Re: Links and graphs

Hi Erik,

On 20/12/2012 17:28, Erik Wilde wrote:
> hello graham.
>
> i really appreciate the time you're taking for this discussion! and first, just
> a side note, before getting to the interesting use cases, because i think we
> really have to start from the right place to get this right.

Thank you for your constructive engagement here.  I'm finding it very useful.  :)

(I'm dropping the PROV list from this side-discussion.)

>
> On 2012-12-17 16:47 , Graham Klyne wrote:
>> On 17/12/2012 17:17, Erik Wilde wrote:
>>> there seems to be this lingering feeling that "RDF is different"
>>> because "it's semantics, and not a format".
>> I wouldn't put it that way, but RDF is different from most of the
>> XML-based formats used.  It is a common format that can carry (and
>> merge) arbitrary semantics.  That's not true of most other data formats
>> on the web.  I don't claim it's unique, and certainly there could be
>> other formats with similar capabilities, and they too could be used in a
>> similar way to RDF provided that there are media types to distinguish
>> the base format.
>
> i absolutely don't want to say that RDF doesn't have some very strong abilities
> in areas where previous formats fell short. it's great as schema-less and
> merge-friendly data format, something that XML can be used for, but it gets so
> complex that nobody (i know of) never went all the way of actually implementing
> it in the most generic way. but while RDF's mechanics are much better designed
> for doing this kind of thing, they are not really different. just better designed.

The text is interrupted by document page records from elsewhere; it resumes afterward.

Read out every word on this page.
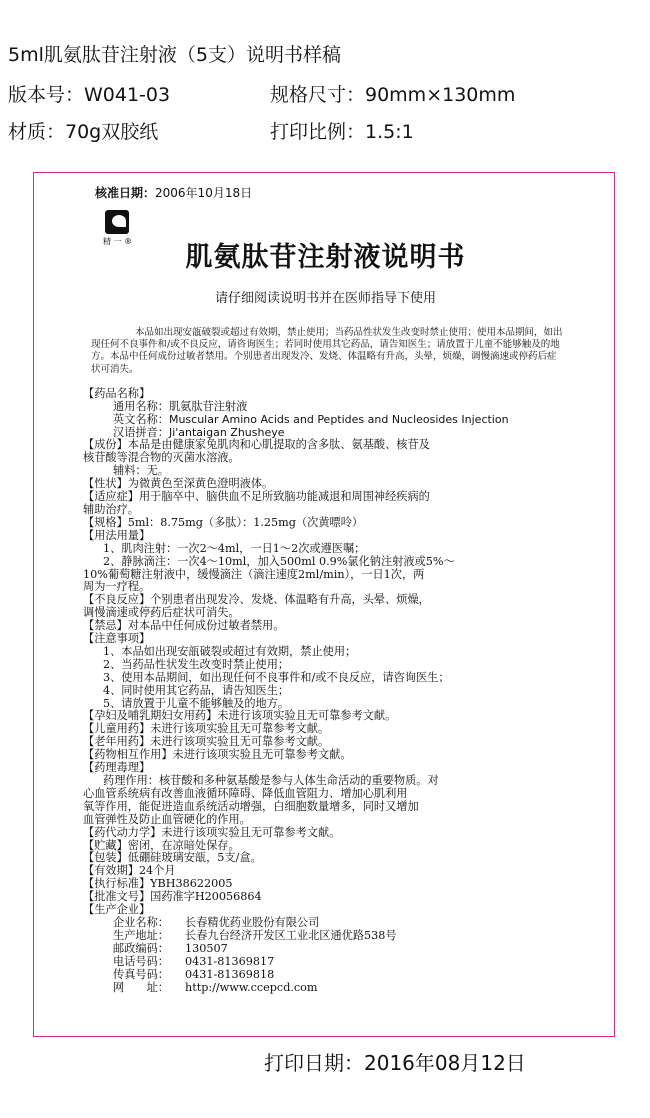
5ml肌氨肽苷注射液（5支）说明书样稿
版本号：W041-03	规格尺寸：90mm×130mm
材质：70g双胶纸	打印比例：1.5:1
核准日期：2006年10月18日
精 一 ®
肌氨肽苷注射液说明书
请仔细阅读说明书并在医师指导下使用
本品如出现安瓿破裂或超过有效期，禁止使用；当药品性状发生改变时禁止使用；使用本品期间，如出现任何不良事件和/或不良反应，请咨询医生；若同时使用其它药品，请告知医生；请放置于儿童不能够触及的地方。本品中任何成份过敏者禁用。个别患者出现发冷、发烧、体温略有升高，头晕，烦燥，调慢滴速或停药后症状可消失。
【药品名称】
通用名称：肌氨肽苷注射液
英文名称：Muscular Amino Acids and Peptides and Nucleosides Injection
汉语拼音：Ji'antaigan Zhusheye
【成份】本品是由健康家兔肌肉和心肌提取的含多肽、氨基酸、核苷及
核苷酸等混合物的灭菌水溶液。
辅料：无。
【性状】为微黄色至深黄色澄明液体。
【适应症】用于脑卒中、脑供血不足所致脑功能减退和周围神经疾病的
辅助治疗。
【规格】5ml：8.75mg（多肽）：1.25mg（次黄嘌呤）
【用法用量】
1、肌肉注射：一次2～4ml，一日1～2次或遵医嘱；
2、静脉滴注：一次4～10ml，加入500ml 0.9%氯化钠注射液或5%～
10%葡萄糖注射液中，缓慢滴注（滴注速度2ml/min），一日1次，两
周为一疗程。
【不良反应】个别患者出现发冷、发烧、体温略有升高，头晕、烦燥，
调慢滴速或停药后症状可消失。
【禁忌】对本品中任何成份过敏者禁用。
【注意事项】
1、本品如出现安瓿破裂或超过有效期，禁止使用；
2、当药品性状发生改变时禁止使用；
3、使用本品期间，如出现任何不良事件和/或不良反应，请咨询医生；
4、同时使用其它药品，请告知医生；
5、请放置于儿童不能够触及的地方。
【孕妇及哺乳期妇女用药】未进行该项实验且无可靠参考文献。
【儿童用药】未进行该项实验且无可靠参考文献。
【老年用药】未进行该项实验且无可靠参考文献。
【药物相互作用】未进行该项实验且无可靠参考文献。
【药理毒理】
药理作用：核苷酸和多种氨基酸是参与人体生命活动的重要物质。对
心血管系统病有改善血液循环障碍、降低血管阻力、增加心肌利用
氧等作用，能促进造血系统活动增强，白细胞数量增多，同时又增加
血管弹性及防止血管硬化的作用。
【药代动力学】未进行该项实验且无可靠参考文献。
【贮藏】密闭，在凉暗处保存。
【包装】低硼硅玻璃安瓿，5支/盒。
【有效期】24个月
【执行标准】YBH38622005
【批准文号】国药准字H20056864
【生产企业】
企业名称： 长春精优药业股份有限公司
生产地址： 长春九台经济开发区工业北区通优路538号
邮政编码： 130507
电话号码： 0431-81369817
传真号码： 0431-81369818
网　　址： http://www.ccepcd.com
打印日期：2016年08月12日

I think we may have to agree to disagree about some of the details or RDF vs XML 
(more later), but from what you say I think we can agree on some broad 
properties of RDF vs XML that pertain to the service description discussion. Let 
me try:

1. RDF makes it relatively easy to create open-ended service descriptions in 
ways that one would not usually choose to attempt with "bare" XML.

2. RDF has no exclusivity in this respect; one could use XML in alternative ways 
(and I'm thinking this probably means alternative XML-based formats - Atom might 
be a candidate) to achieve the same effect.   To this extent, RDF is just an 
existence proof of the possibility.

I also very recently discovered your "profile" draft 
(http://tools.ietf.org/html/draft-wilde-profile-link) which suggests to me a 
similar line of thinking.  (I recall you mentioned "profile" earlier in our 
discussion, but I didn't realize then that there was a specific proposal.)  A 
question this begs is the extent to which a profile attribution is necessary, or 
can be left implicit in the content - I can see possible advantages either way.

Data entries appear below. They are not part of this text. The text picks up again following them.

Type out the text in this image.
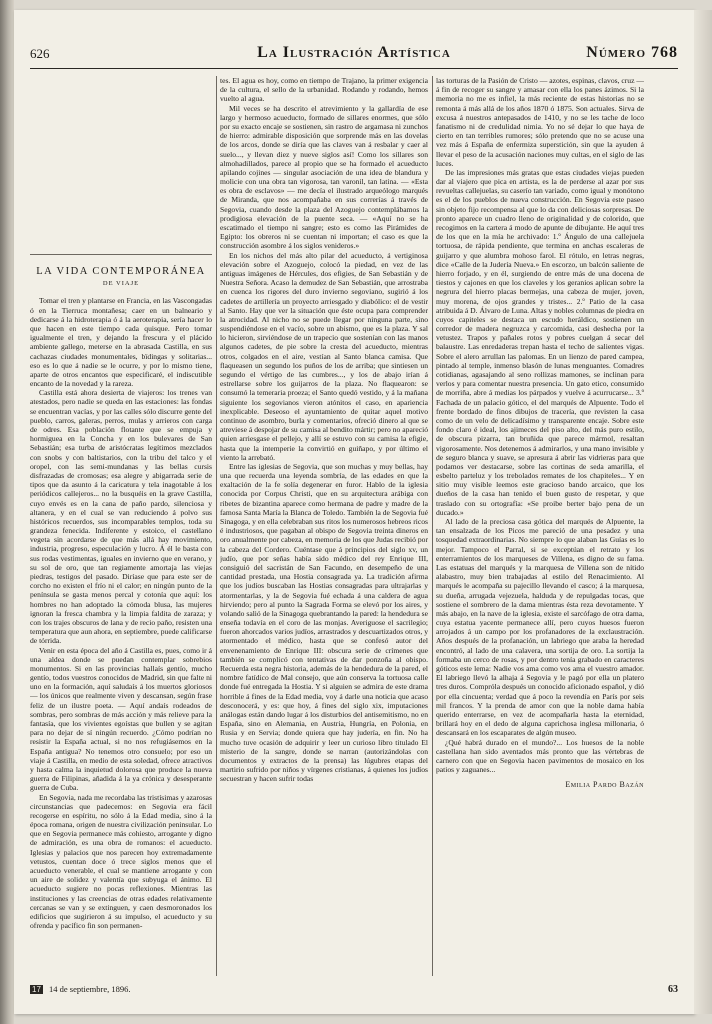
626	La Ilustración Artística	Número 768
LA VIDA CONTEMPORÁNEA
DE VIAJE

Tomar el tren y plantarse en Francia, en las Vascongadas ó en la Tierruca montañesa; caer en un balneario y dedicarse á la hidroterapia ó á la aeroterapia, sería hacer lo que hacen en este tiempo cada quisque. Pero tomar igualmente el tren, y dejando la frescura y el plácido ambiente gallego, meterse en la abrasada Castilla, en sus cachazas ciudades monumentales, bïdingas y solitarias... eso es lo que á nadie se le ocurre, y por lo mismo tiene, aparte de otros encantos que especificaré, el indiscutible encanto de la novedad y la rareza.

Castilla está ahora desierta de viajeros: los trenes van atestados, pero nadie se queda en las estaciones: las fondas se encuentran vacías, y por las calles sólo discurre gente del pueblo, carros, galeras, perros, mulas y arrieros con carga de odres. Esa población flotante que se empuja y hormiguea en la Concha y en los bulevares de San Sebastián; esa turba de aristócratas legítimos mezclados con snobs y con baltistarios, con la tribu del talco y el oropel, con las semi-mundanas y las bellas cursis disfrazadas de cromosas; esa alegre y abigarrada serie de tipos que da asunto á la caricatura y tela inagotable á los periódicos callejeros... no la busquéis en la grave Castilla, cuyo envés es en la cana de paño pardo, silenciosa y altanera, y en el cual se van reduciendo á polvo sus históricos recuerdos, sus incomparables templos, toda su grandeza fenecida. Indiferente y estoico, el castellano vegeta sin acordarse de que más allá hay movimiento, industria, progreso, especulación y lucro. Á él le basta con sus rodas vestimentas, iguales en invierno que en verano, y su sol de oro, que tan regiamente amortaja las viejas piedras, testigos del pasado. Diríase que para este ser de corcho no existen el frío ni el calor; en ningún punto de la península se gasta menos percal y cotonía que aquí: los hombres no han adoptado la cómoda blusa, las mujeres ignoran la fresca chambra y la limpia faldita de zaraza; y con los trajes obscuros de lana y de recio paño, resisten una temperatura que aun ahora, en septiembre, puede calificarse de tórrida.

Venir en esta época del año á Castilla es, pues, como ir á una aldea donde se puedan contemplar sobrebios monumentos. Si en las provincias hallaís gentío, mucho gentío, todos vuestros conocidos de Madrid, sin que falte ni uno en la formación, aquí saludaís á los muertos gloriosos — los únicos que realmente viven y descansan, según frase feliz de un ilustre poeta. — Aquí andaís rodeados de sombras, pero sombras de más acción y más relieve para la fantasía, que los vivientes egoístas que bullen y se agitan para no dejar de sí ningún recuerdo. ¿Cómo podrían no resistir la España actual, si no nos refugiásemos en la España antigua? No tenemos otro consuelo; por eso un viaje á Castilla, en medio de esta soledad, ofrece atractivos y hasta calma la inquietud dolorosa que produce la nueva guerra de Filipinas, añadida á la ya crónica y desesperante guerra de Cuba.

En Segovia, nada me recordaba las tristísimas y azarosas circunstancias que padecemos: en Segovia era fácil recogerse en espíritu, no sólo á la Edad media, sino á la época romana, origen de nuestra civilización peninsular. Lo que en Segovia permanece más cohiesto, arrogante y digno de admiración, es una obra de romanos: el acueducto. Iglesias y palacios que nos parecen hoy extremadamente vetustos, cuentan doce ó trece siglos menos que el acueducto venerable, el cual se mantiene arrogante y con un aire de solidez y valentía que subyuga el ánimo. El acueducto sugiere no pocas reflexiones. Mientras las instituciones y las creencias de otras edades relativamente cercanas se van y se extinguen, y caen desmoronados los edificios que sugirieron á su impulso, el acueducto y su ofrenda y pacífico fin son permanen-

tes. El agua es hoy, como en tiempo de Trajano, la primer exigencia de la cultura, el sello de la urbanidad. Rodando y rodando, hemos vuelto al agua.

Mil veces se ha descrito el atrevimiento y la gallardía de ese largo y hermoso acueducto, formado de sillares enormes, que sólo por su exacto encaje se sostienen, sin rastro de argamasa ni zunchos de hierro: admirable disposición que sorprende más en las dovelas de los arcos, donde se diría que las claves van á resbalar y caer al suelo..., y llevan diez y nueve siglos así! Como los sillares son almohadillados, parece al propio que se ha formado el acueducto apilando cojines — singular asociación de una idea de blandura y molicie con una obra tan vigorosa, tan varonil, tan latina. — «Esta es obra de esclavos» — me decía el ilustrado arqueólogo marqués de Miranda, que nos acompañaba en sus correrías á través de Segovia, cuando desde la plaza del Azoguejo contemplábamos la prodigiosa elevación de la puente seca. — «Aquí no se ha escatimado el tiempo ni sangre; esto es como las Pirámides de Egipto: los obreros ni se cuentan ni importan; el caso es que la construcción asombre á los siglos venideros.»

En los nichos del más alto pilar del acueducto, á vertiginosa elevación sobre el Azoguejo, colocó la piedad, en vez de las antiguas imágenes de Hércules, dos efigies, de San Sebastián y de Nuestra Señora. Acaso la demudez de San Sebastián, que arrostraba en cuenca los rigores del duro invierno segoviano, sugirió á los cadetes de artillería un proyecto arriesgado y diabólico: el de vestir al Santo. Hay que ver la situación que éste ocupa para comprender la atrocidad. Al nicho no se puede llegar por ninguna parte, sino suspendiéndose en el vacío, sobre un abismo, que es la plaza. Y sal lo hicieron, sirviéndose de un trapecio que sostenían con las manos algunos cadetes, de pie sobre la cresta del acueducto, mientras otros, colgados en el aire, vestían al Santo blanca camisa. Que flaqueasen un segundo los puños de los de arriba; que sintiesen un segundo el vértigo de las cumbres..., y los de abajo irían á estrellarse sobre los guijarros de la plaza. No flaquearon: se consumó la temeraria proeza; el Santo quedó vestido, y á la mañana siguiente los segovianos vieron atónitos el caso, en apariencia inexplicable. Deseoso el ayuntamiento de quitar aquel motivo continuo de asombro, burla y comentarios, ofreció dinero al que se atreviese á despojar de su camisa al bendito mártir; pero no apareció quien arriesgase el pellejo, y allí se estuvo con su camisa la efigie, hasta que la intemperie la convirtió en guiñapo, y por último el viento la arrebató.

Entre las iglesias de Segovia, que son muchas y muy bellas, hay una que recuerda una leyenda sombría, de las edades en que la exaltación de la fe solía degenerar en furor. Hablo de la iglesia conocida por Corpus Christi, que en su arquitectura arábiga con ribetes de bizantina aparece como hermana de padre y madre de la famosa Santa María la Blanca de Toledo. También la de Segovia fué Sinagoga, y en ella celebraban sus ritos los numerosos hebreos ricos é industriosos, que pagaban al obispo de Segovia treinta dineros en oro anualmente por cabeza, en memoria de los que Judas recibió por la cabeza del Cordero. Cuéntase que á principios del siglo xv, un judío, que por señas había sido médico del rey Enrique III, consiguió del sacristán de San Facundo, en desempeño de una cantidad prestada, una Hostia consagrada ya. La tradición afirma que los judíos buscaban las Hostias consagradas para ultrajarlas y atormentarlas, y la de Segovia fué echada á una caldera de agua hirviendo; pero al punto la Sagrada Forma se elevó por los aires, y volando salió de la Sinagoga quebrantando la pared: la hendedura se enseña todavía en el coro de las monjas. Averiguose el sacrilegio; fueron ahorcados varios judíos, arrastrados y descuartizados otros, y atormentado el médico, hasta que se confesó autor del envenenamiento de Enrique III: obscura serie de crímenes que también se complicó con tentativas de dar ponzoña al obispo. Recuerda esta negra historia, además de la hendedura de la pared, el nombre fatídico de Mal consejo, que aún conserva la tortuosa calle donde fué entregada la Hostia. Y si alguien se admira de este drama horrible á fines de la Edad media, voy á darle una noticia que acaso desconocerá, y es: que hoy, á fines del siglo xix, imputaciones análogas están dando lugar á los disturbios del antisemitismo, no en España, sino en Alemania, en Austria, Hungría, en Polonia, en Rusia y en Servia; donde quiera que hay judería, en fin. No ha mucho tuve ocasión de adquirir y leer un curioso libro titulado El misterio de la sangre, donde se narran (autorizándolas con documentos y extractos de la prensa) las lúgubres etapas del martirio sufrido por niños y vírgenes cristianas, á quienes los judíos secuestran y hacen sufrir todas

las torturas de la Pasión de Cristo — azotes, espinas, clavos, cruz — á fin de recoger su sangre y amasar con ella los panes ázimos. Si la memoria no me es infiel, la más reciente de estas historias no se remonta á más allá de los años 1870 ó 1875. Son actuales. Sirva de excusa á nuestros antepasados de 1410, y no se les tache de loco fanatismo ni de credulidad nimia. Yo no sé dejar lo que haya de cierto en tan terribles rumores; sólo pretendo que no se acuse una vez más á España de enfermiza superstición, sin que la ayuden á llevar el peso de la acusación naciones muy cultas, en el siglo de las luces.

De las impresiones más gratas que estas ciudades viejas pueden dar al viajero que pica en artista, es la de perderse al azar por sus revueltas callejuelas, su caserío tan variado, como igual y monótono es el de los pueblos de nueva construcción. En Segovia este paseo sin objeto fijo recompensa al que lo da con deliciosas sorpresas. De pronto aparece un cuadro lleno de originalidad y de colorido, que recogimos en la cartera á modo de apunte de dibujante. He aquí tres de los que en la mía he archivado: 1.º Ángulo de una callejuela tortuosa, de rápida pendiente, que termina en anchas escaleras de guijarro y que alumbra mohoso farol. El rótulo, en letras negras, dice «Calle de la Judería Nueva.» En escorzo, un balcón saliente de hierro forjado, y en él, surgiendo de entre más de una docena de tiestos y cajones en que los claveles y los geranios aplican sobre la negrura del hierro placas bermejas, una cabeza de mujer, joven, muy morena, de ojos grandes y tristes... 2.º Patio de la casa atribuida á D. Álvaro de Luna. Altas y nobles columnas de piedra en cuyos capiteles se destaca un escudo heráldico, sostienen un corredor de madera negruzca y carcomida, casi deshecha por la vetustez. Trapos y pañales rotos y pobres cuelgan á secar del balaustre. Las enredaderas trepan hasta el techo de salientes vigas. Sobre el alero arrullan las palomas. En un lienzo de pared campea, pintado al temple, inmenso blasón de lunas menguantes. Comadres cotidianas, agasajando al seno rollizas mamones, se inclinan para verlos y para comentar nuestra presencia. Un gato etico, consumido de morriña, abre á medias los párpados y vuelve á acurrucarse... 3.º Fachada de un palacio gótico, el del marqués de Alpuente. Todo el frente bordado de finos dibujos de tracería, que revisten la casa como de un velo de delicadísimo y transparente encaje. Sobre este fondo claro é ideal, los ajimeces del piso alto, del más puro estilo, de obscura pizarra, tan bruñida que parece mármol, resaltan vigorosamente. Nos detenemos á admirarlos, y una mano invisible y de seguro blanca y suave, se apresura á abrir las vidrieras para que podamos ver destacarse, sobre las cortinas de seda amarilla, el esbelto parteluz y los trebolados remates de los chapiteles... Y en sitio muy visible leemos este gracioso bando arcaico, que los dueños de la casa han tenido el buen gusto de respetar, y que traslado con su ortografía: «Se proibe berter bajo pena de un ducado.»

Al lado de la preciosa casa gótica del marqués de Alpuente, la tan ensalzada de los Picos me pareció de una pesadez y una tosquedad extraordinarias. No siempre lo que alaban las Guías es lo mejor. Tampoco el Parral, si se exceptúan el retrato y los enterramientos de los marqueses de Villena, es digno de su fama. Las estatuas del marqués y la marquesa de Villena son de nítido alabastro, muy bien trabajadas al estilo del Renacimiento. Al marqués le acompaña su pajecillo llevando el casco; á la marquesa, su dueña, arrugada vejezuela, halduda y de repulgadas tocas, que sostiene el sombrero de la dama mientras ésta reza devotamente. Y más abajo, en la nave de la iglesia, existe el sarcófago de otra dama, cuya estatua yacente permanece allí, pero cuyos huesos fueron arrojados á un campo por los profanadores de la exclaustración. Años después de la profanación, un labriego que araba la heredad encontró, al lado de una calavera, una sortija de oro. La sortija la formaba un cerco de rosas, y por dentro tenía grabado en caracteres góticos este lema: Nadie vos ama como vos ama el vuestro amador. El labriego llevó la alhaja á Segovia y le pagó por ella un platero tres duros. Compróla después un conocido aficionado español, y dió por ella cincuenta; verdad que á poco la revendía en París por seis mil francos. Y la prenda de amor con que la noble dama había querido enterrarse, en vez de acompañarla hasta la eternidad, brillará hoy en el dedo de alguna caprichosa inglesa millonaria, ó descansará en los escaparates de algún museo.

¿Qué habrá durado en el mundo?... Los huesos de la noble castellana han sido aventados más pronto que las vértebras de carnero con que en Segovia hacen pavimentos de mosaico en los patios y zaguanes...

Emilia Pardo Bazán

17 14 de septiembre, 1896.	63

I think there's a basis here we can use to progress our service description 
discussion:  I'm not claiming there aren't other ways to achieve what RDF 
achieves, but that of what's currently available, RDF lends itself particularly 
to an open-ended style of description.

...

And so to some specifics that I believe don't really affect the above:

>>> ... pretty much all data formats (apart from those
>>> using ad-hoc syntaxes) work exactly that way, so there really is not
>>> need to
>>> deviate from what has been working in the past 20 years.
>>> application/atom+xml is
>>> atom semantics using xml syntax,
>> I would argue that, technically, XML is *not* a syntax.  It's a family
>> of syntaxes.  It's a syntactic framework.  Each XML-based document type,
>> defined by DTD, XSD, RelaxNG or other means is a syntax, which may have
>> ore or less associated semantics.  RDF/XML is an XML-based syntax that
>> provides a semantic framework for conveying arbitrary semantics; i.e.
>> descriptions of arbitrary things.
>
> you're right that technically speaking, XML actually is not all that relevant
> anymore, pretty much every relevant "XML technology" out there today is an
> infoset or XDM technology, which are the two existing equivalents of the RDF
> abstract model.

I agree that XML infoset serves the same purpose as the RDF abstract model, and 
that alternative surface syntaxes can yield the same underlying infoset.  Thus 
far, XML and RDF are similar as you say.  (I wouldn't say XML is "not relevant" 
- the infoset is clearly deeply rooted in XML qua syntax.)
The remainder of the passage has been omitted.